Glamorous as the lay person might think the job is, most people in reality know little about the mundanity involved in covering war.

I’ve lost count of the times people have asked if I get “danger money” for what we do.

They seem flabbergasted, too, when they hear that most of today’s war correspondents have little or no budgets or expense accounts and, indeed, that some starting out, myself included many years ago, have been known to pay their own way to the conflicts they cover.

Long gone are the grand old days days when Russell was around, or when the late, great, correspondent of Scottish parentage, James Cameron, could file an expense account to his newspaper for “camel feed” while covering war in the deserts of the Middle East. The simple fact is that most of today’s war correspondents are freelances who do what they do on a shoestring.

Beyond the household names of the major broadcast network correspondents, the vast majority of frontline news gatherers whose stories and pictures fill our publications, airways and television screens, are indeed part of a luckless tribe and anonymous to boot.

With little or no corporate support or backup, many are – as a colleague and friend once put it – somewhat akin to circus trapeze artists, swinging on a high wire with no safety net to catch them should they fall. And fall they often do.

Waiting to buy a local SIM card for my mobile phone to help keep costs down, I found myself talking to an Italian colleague in a store in Erbil. Like me he’d had about three hours sleep in the last 30 hours and was preparing for the first foray of his assignment to the Mosul frontline yesterday.

Though still a staff reporter, he had taken on other work with his newspaper’s approval from an online agency to help pay the way through this trip and earn some money at the other end.

Staying in a hotel next to mine, he was keeping costs low by sharing a room with another freelance French photographer colleague he had only just met.

“You think it’s still all worth it?” I asked him, before he gave me a quizzical look and offered up his reply

“Of course it is,” he said, adding, “anyway, what else would the likes of you and I do?”

He’d tried the desk job, he explained,but it simply wasn’t for him. No doubt over the coming days we will likely bump into each other again, part of the travelling circus in which most performers share his sentiments and antipathy towards being shackled to a desk.

It was the novelist John le Carre, a man who has spent more than his share of time in the company of foreign and war correspondents, who made the observation in his novel, Tinker Tailor Soldier Spy, that “a desk is a dangerous place from which to view the world”.

Sitting with a beer at a bar in Istanbul airport the other day en-route to Iraq, I was reminded of the wonderful encounters and experiences that travelling in this line of work throws up.

Within seconds of sitting down I found myself immersed in conversation with two men.

One was a young, black American from Boston who had flown via Istanbul to get to London to see his girlfriend.

“Well, why the hell not, I’ve never been here before, ” he told me by way of explanation.

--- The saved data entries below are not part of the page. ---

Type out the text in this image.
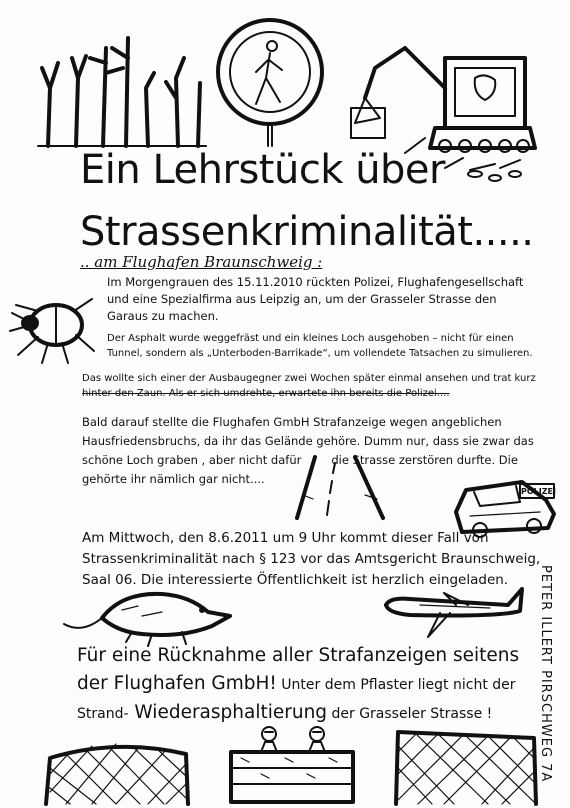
Ein Lehrstück über
Strassenkriminalität.....
.. am Flughafen Braunschweig :
Im Morgengrauen des 15.11.2010 rückten Polizei, Flughafengesellschaft
und eine Spezialfirma aus Leipzig an, um der Grasseler Strasse den
Garaus zu machen.
Der Asphalt wurde weggefräst und ein kleines Loch ausgehoben – nicht für einen
Tunnel, sondern als „Unterboden-Barrikade“, um vollendete Tatsachen zu simulieren.
Das wollte sich einer der Ausbaugegner zwei Wochen später einmal ansehen und trat kurz
hinter den Zaun. Als er sich umdrehte, erwartete ihn bereits die Polizei....
Bald darauf stellte die Flughafen GmbH Strafanzeige wegen angeblichen
Hausfriedensbruchs, da ihr das Gelände gehöre. Dumm nur, dass sie zwar das
schöne Loch graben , aber nicht dafür	die Strasse zerstören durfte. Die
gehörte ihr nämlich gar nicht....
POLIZEI
Am Mittwoch, den 8.6.2011 um 9 Uhr kommt dieser Fall von
Strassenkriminalität nach § 123 vor das Amtsgericht Braunschweig,
Saal 06. Die interessierte Öffentlichkeit ist herzlich eingeladen.
Für eine Rücknahme aller Strafanzeigen seitens
der Flughafen GmbH! Unter dem Pflaster liegt nicht der
Strand- Wiederasphaltierung der Grasseler Strasse !	PETER ILLERT PIRSCHWEG 7A
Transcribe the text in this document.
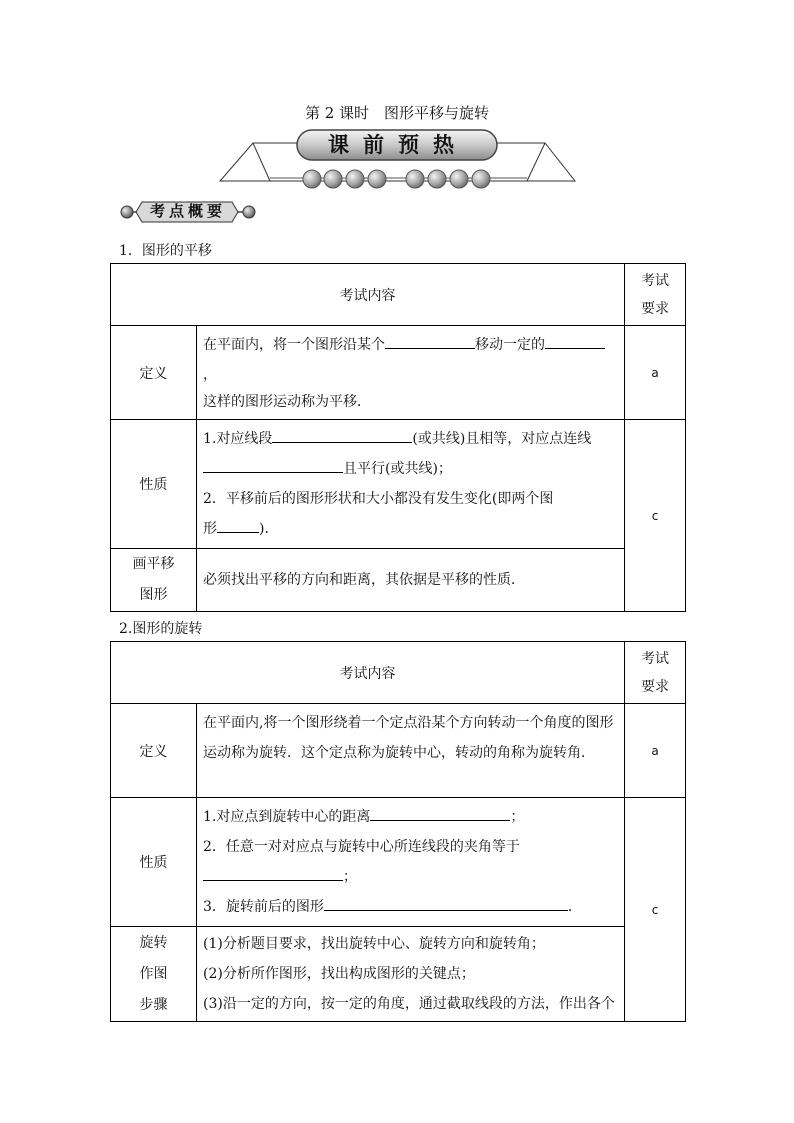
第 2 课时　图形平移与旋转
课前预热
考点概要
1．图形的平移
考试内容		考试
要求

定义	在平面内，将一个图形沿某个 移动一定的，
这样的图形运动称为平移．	a
性质	1.对应线段 (或共线)且相等，对应点连线
且平行(或共线)；
2．平移前后的图形形状和大小都没有发生变化(即两个图
形 )．	c

画平移
图形	必须找出平移的方向和距离，其依据是平移的性质．	
2.图形的旋转
考试内容		考试
要求

定义	在平面内,将一个图形绕着一个定点沿某个方向转动一个角度的图形
运动称为旋转．这个定点称为旋转中心，转动的角称为旋转角．	a
性质	1.对应点到旋转中心的距离 ；
2．任意一对对应点与旋转中心所连线段的夹角等于
；
3．旋转前后的图形 ．	c

旋转
作图
步骤	(1)分析题目要求，找出旋转中心、旋转方向和旋转角；
(2)分析所作图形，找出构成图形的关键点；
(3)沿一定的方向，按一定的角度，通过截取线段的方法，作出各个	
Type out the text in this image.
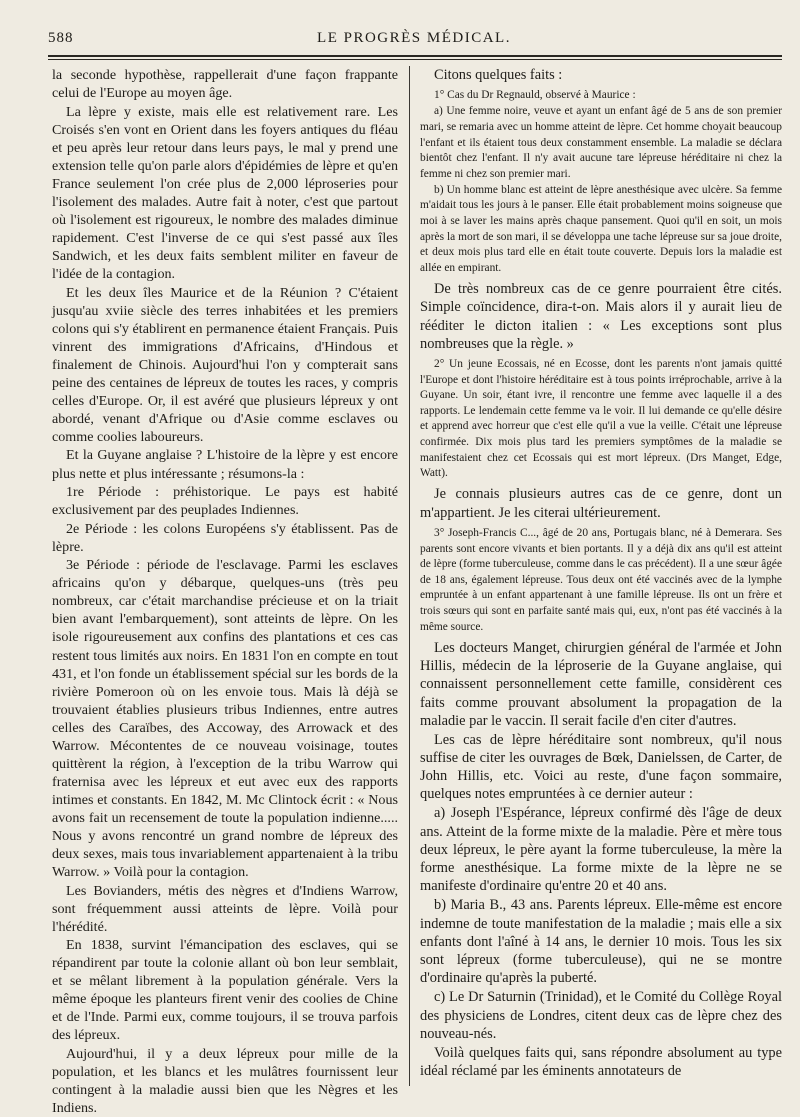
588	LE PROGRÈS MÉDICAL.

la seconde hypothèse, rappellerait d'une façon frappante celui de l'Europe au moyen âge.

La lèpre y existe, mais elle est relativement rare. Les Croisés s'en vont en Orient dans les foyers antiques du fléau et peu après leur retour dans leurs pays, le mal y prend une extension telle qu'on parle alors d'épidémies de lèpre et qu'en France seulement l'on crée plus de 2,000 léproseries pour l'isolement des malades. Autre fait à noter, c'est que partout où l'isolement est rigoureux, le nombre des malades diminue rapidement. C'est l'inverse de ce qui s'est passé aux îles Sandwich, et les deux faits semblent militer en faveur de l'idée de la contagion.

Et les deux îles Maurice et de la Réunion ? C'étaient jusqu'au xviie siècle des terres inhabitées et les premiers colons qui s'y établirent en permanence étaient Français. Puis vinrent des immigrations d'Africains, d'Hindous et finalement de Chinois. Aujourd'hui l'on y compterait sans peine des centaines de lépreux de toutes les races, y compris celles d'Europe. Or, il est avéré que plusieurs lépreux y ont abordé, venant d'Afrique ou d'Asie comme esclaves ou comme coolies laboureurs.

Et la Guyane anglaise ? L'histoire de la lèpre y est encore plus nette et plus intéressante ; résumons-la :

1re Période : préhistorique. Le pays est habité exclusivement par des peuplades Indiennes.

2e Période : les colons Européens s'y établissent. Pas de lèpre.

3e Période : période de l'esclavage. Parmi les esclaves africains qu'on y débarque, quelques-uns (très peu nombreux, car c'était marchandise précieuse et on la triait bien avant l'embarquement), sont atteints de lèpre. On les isole rigoureusement aux confins des plantations et ces cas restent tous limités aux noirs. En 1831 l'on en compte en tout 431, et l'on fonde un établissement spécial sur les bords de la rivière Pomeroon où on les envoie tous. Mais là déjà se trouvaient établies plusieurs tribus Indiennes, entre autres celles des Caraïbes, des Accoway, des Arrowack et des Warrow. Mécontentes de ce nouveau voisinage, toutes quittèrent la région, à l'exception de la tribu Warrow qui fraternisa avec les lépreux et eut avec eux des rapports intimes et constants. En 1842, M. Mc Clintock écrit : « Nous avons fait un recensement de toute la population indienne..... Nous y avons rencontré un grand nombre de lépreux des deux sexes, mais tous invariablement appartenaient à la tribu Warrow. » Voilà pour la contagion.

Les Bovianders, métis des nègres et d'Indiens Warrow, sont fréquemment aussi atteints de lèpre. Voilà pour l'hérédité.

En 1838, survint l'émancipation des esclaves, qui se répandirent par toute la colonie allant où bon leur semblait, et se mêlant librement à la population générale. Vers la même époque les planteurs firent venir des coolies de Chine et de l'Inde. Parmi eux, comme toujours, il se trouva parfois des lépreux.

Aujourd'hui, il y a deux lépreux pour mille de la population, et les blancs et les mulâtres fournissent leur contingent à la maladie aussi bien que les Nègres et les Indiens.

Citons quelques faits :

1° Cas du Dr Regnauld, observé à Maurice :

a) Une femme noire, veuve et ayant un enfant âgé de 5 ans de son premier mari, se remaria avec un homme atteint de lèpre. Cet homme choyait beaucoup l'enfant et ils étaient tous deux constamment ensemble. La maladie se déclara bientôt chez l'enfant. Il n'y avait aucune tare lépreuse héréditaire ni chez la femme ni chez son premier mari.

b) Un homme blanc est atteint de lèpre anesthésique avec ulcère. Sa femme m'aidait tous les jours à le panser. Elle était probablement moins soigneuse que moi à se laver les mains après chaque pansement. Quoi qu'il en soit, un mois après la mort de son mari, il se développa une tache lépreuse sur sa joue droite, et deux mois plus tard elle en était toute couverte. Depuis lors la maladie est allée en empirant.

De très nombreux cas de ce genre pourraient être cités. Simple coïncidence, dira-t-on. Mais alors il y aurait lieu de rééditer le dicton italien : « Les exceptions sont plus nombreuses que la règle. »

2° Un jeune Ecossais, né en Ecosse, dont les parents n'ont jamais quitté l'Europe et dont l'histoire héréditaire est à tous points irréprochable, arrive à la Guyane. Un soir, étant ivre, il rencontre une femme avec laquelle il a des rapports. Le lendemain cette femme va le voir. Il lui demande ce qu'elle désire et apprend avec horreur que c'est elle qu'il a vue la veille. C'était une lépreuse confirmée. Dix mois plus tard les premiers symptômes de la maladie se manifestaient chez cet Ecossais qui est mort lépreux. (Drs Manget, Edge, Watt).

Je connais plusieurs autres cas de ce genre, dont un m'appartient. Je les citerai ultérieurement.

3° Joseph-Francis C..., âgé de 20 ans, Portugais blanc, né à Demerara. Ses parents sont encore vivants et bien portants. Il y a déjà dix ans qu'il est atteint de lèpre (forme tuberculeuse, comme dans le cas précédent). Il a une sœur âgée de 18 ans, également lépreuse. Tous deux ont été vaccinés avec de la lymphe empruntée à un enfant appartenant à une famille lépreuse. Ils ont un frère et trois sœurs qui sont en parfaite santé mais qui, eux, n'ont pas été vaccinés à la même source.

Les docteurs Manget, chirurgien général de l'armée et John Hillis, médecin de la léproserie de la Guyane anglaise, qui connaissent personnellement cette famille, considèrent ces faits comme prouvant absolument la propagation de la maladie par le vaccin. Il serait facile d'en citer d'autres.

Les cas de lèpre héréditaire sont nombreux, qu'il nous suffise de citer les ouvrages de Bœk, Danielssen, de Carter, de John Hillis, etc. Voici au reste, d'une façon sommaire, quelques notes empruntées à ce dernier auteur :

a) Joseph l'Espérance, lépreux confirmé dès l'âge de deux ans. Atteint de la forme mixte de la maladie. Père et mère tous deux lépreux, le père ayant la forme tuberculeuse, la mère la forme anesthésique. La forme mixte de la lèpre ne se manifeste d'ordinaire qu'entre 20 et 40 ans.

b) Maria B., 43 ans. Parents lépreux. Elle-même est encore indemne de toute manifestation de la maladie ; mais elle a six enfants dont l'aîné à 14 ans, le dernier 10 mois. Tous les six sont lépreux (forme tuberculeuse), qui ne se montre d'ordinaire qu'après la puberté.

c) Le Dr Saturnin (Trinidad), et le Comité du Collège Royal des physiciens de Londres, citent deux cas de lèpre chez des nouveau-nés.

Voilà quelques faits qui, sans répondre absolument au type idéal réclamé par les éminents annotateurs de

It was, he said, a welcome escape from his day job as a prison officer in one of America’s most notorious high security jails.

Alongside us as we spoke was an elderly Portuguese former naval captain who, having been stuck behind a desk as part of a shore job, decided it was not for him.

His escape, he said, was to become skipper of a yacht for a Lebanese billionaire whose boat was berthed in Beirut, where the skipper was now heading.

In the space of perhaps an hour, we had struck up a discussion about our respective takes on life and why there is always the need to get out and explore. Our chance meeting was a point in case.

It’s early evening here in Erbil as I write this.

Outside it’s still a balmy night with the temperature around 30 degree celsius.

The muezzin’s hypnotic call to prayer from a nearby mosque is reverberating across the rooftops and tomorrow promises to be a fascinating and, doubtless, challenging day covering events on the frontlines around Mosul.

Sleep beckons before I need to get down to the job of reporting on what will be a huge international story here for, perhaps, months to come.

First, though, I have to wash my socks in the hotel bathroom wash basin.

I did say this job is far from glamorous, but then I wouldn’t have it any other way.